Does anyone have a rifled slug barrel for their Thompson Center Encore (pro-hunter or Endeavor)? I just purchased the Endeavor muzzleloader. I can't wait to get to the range and try it out. I have a Remington 1100 12 ga.that I have a bird barrel and a rifled cantileiver deer barrel with the Nikon bdc scope on it. Despite my best attempts I was only able to put up 5 inch groups using Hornady sst at 100 yards. I was told there is a little play in the barell due to the fact it was semi-auto. I am thinking that if a slug was locked down in a Thompson receiver I would be able to put up better groups and safely utilize the bdc redicles and possibly take an animal at longer ranges with a slug. I hunt on a golf corse up north so a longer shot is not out of question for me. Any info on Thompson rifles slug barrels would be great. Thank you in advance. Also if anyone knows if the bdc scope will work for both 12 and 20 ga barrels?


----------



## target-panic (Jan 9, 2006)

Did you try any other slugs through your 1100? I bought a new Benelli slug gun this fall & tried 4 or 5 different slugs through it. The Hornady was the worst performer with my gun. I ended up with the plain Remington Copper solids. You can't go wrong with the Encore for accuracy though. I have the BDC Nikon scope also. Not sure about the 12 ga. to 20 ga. question. The copper solids actually shot flatter than the BDC reticle at 100 yards. Hardly had to move from the 50 yard zero at all.


----------



## Ron L (Nov 12, 2000)

FWIW, my son's Mossy 500 in 20 gauge loves SST's. My 1100 is ambivalent to them. Brenneke and Remington Reduced Recoil slugs work best in that particular gun. 

Try a few more types of ammo thru that 1100 before you make a decision. Unless of course, you _really_ want to get another gun.


----------



## troutchops (Apr 15, 2005)

Hey Boobhunter:lol:

Nice purchase, that Jim Shocky special is sweet. I got an old school Encore with the 20ga slug barrel. Like I told you, get the 20ga, the 12ga has a real nice kick to it.
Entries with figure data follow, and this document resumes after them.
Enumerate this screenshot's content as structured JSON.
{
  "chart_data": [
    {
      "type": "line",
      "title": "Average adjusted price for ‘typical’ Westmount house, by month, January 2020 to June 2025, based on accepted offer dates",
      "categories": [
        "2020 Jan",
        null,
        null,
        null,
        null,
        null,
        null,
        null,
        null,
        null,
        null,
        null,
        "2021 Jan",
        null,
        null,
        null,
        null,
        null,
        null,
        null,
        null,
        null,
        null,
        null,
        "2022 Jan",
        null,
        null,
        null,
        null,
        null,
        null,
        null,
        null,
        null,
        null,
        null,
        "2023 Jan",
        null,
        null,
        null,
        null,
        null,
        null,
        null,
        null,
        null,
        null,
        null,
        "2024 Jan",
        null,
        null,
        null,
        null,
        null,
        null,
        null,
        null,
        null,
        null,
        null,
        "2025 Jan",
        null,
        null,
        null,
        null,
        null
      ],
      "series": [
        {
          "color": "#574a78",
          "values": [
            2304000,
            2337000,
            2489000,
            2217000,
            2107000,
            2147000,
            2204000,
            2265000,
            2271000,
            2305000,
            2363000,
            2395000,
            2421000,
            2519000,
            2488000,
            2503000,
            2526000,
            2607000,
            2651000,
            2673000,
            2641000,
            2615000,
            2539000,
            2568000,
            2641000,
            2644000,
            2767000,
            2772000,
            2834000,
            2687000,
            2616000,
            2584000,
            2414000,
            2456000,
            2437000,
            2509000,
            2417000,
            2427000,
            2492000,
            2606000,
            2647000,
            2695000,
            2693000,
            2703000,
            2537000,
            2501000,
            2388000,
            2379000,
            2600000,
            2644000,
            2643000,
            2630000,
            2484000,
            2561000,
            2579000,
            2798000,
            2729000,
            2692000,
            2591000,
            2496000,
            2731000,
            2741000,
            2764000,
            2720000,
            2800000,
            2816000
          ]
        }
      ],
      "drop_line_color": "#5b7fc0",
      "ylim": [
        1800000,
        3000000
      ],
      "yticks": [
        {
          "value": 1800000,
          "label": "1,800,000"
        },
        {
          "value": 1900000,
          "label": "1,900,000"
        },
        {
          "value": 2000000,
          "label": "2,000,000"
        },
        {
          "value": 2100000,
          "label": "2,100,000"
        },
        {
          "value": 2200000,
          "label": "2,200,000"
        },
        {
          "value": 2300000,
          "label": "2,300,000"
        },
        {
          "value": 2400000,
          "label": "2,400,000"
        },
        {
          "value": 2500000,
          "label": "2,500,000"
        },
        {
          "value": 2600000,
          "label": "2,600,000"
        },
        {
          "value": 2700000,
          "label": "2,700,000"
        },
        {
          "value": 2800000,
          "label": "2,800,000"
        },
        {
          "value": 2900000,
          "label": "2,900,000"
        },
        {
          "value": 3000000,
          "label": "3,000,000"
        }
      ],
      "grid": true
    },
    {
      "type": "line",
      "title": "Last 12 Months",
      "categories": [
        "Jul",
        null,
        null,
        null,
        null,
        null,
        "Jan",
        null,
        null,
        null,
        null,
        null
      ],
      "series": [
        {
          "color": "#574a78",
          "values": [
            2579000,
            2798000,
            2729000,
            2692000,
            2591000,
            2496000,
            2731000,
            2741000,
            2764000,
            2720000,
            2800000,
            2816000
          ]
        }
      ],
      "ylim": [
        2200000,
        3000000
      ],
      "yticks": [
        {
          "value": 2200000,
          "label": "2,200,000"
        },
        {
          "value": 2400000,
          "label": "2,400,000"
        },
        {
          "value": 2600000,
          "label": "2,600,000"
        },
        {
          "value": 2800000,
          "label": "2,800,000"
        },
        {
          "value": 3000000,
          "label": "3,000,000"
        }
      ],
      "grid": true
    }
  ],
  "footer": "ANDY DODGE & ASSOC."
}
I think your BDC will work fine with the 20ga, but then again I have a Leupold. Merry Christmas, you sand baggin sob.


----------



## old graybeard (Jan 19, 2006)

I have an Encore with 12ga rifled slug barrel. I shoot Remmington copper solids through it with excellant results. Best slug shooter I have ever owned and I have an 870 and an Ithica Deerslayer.


----------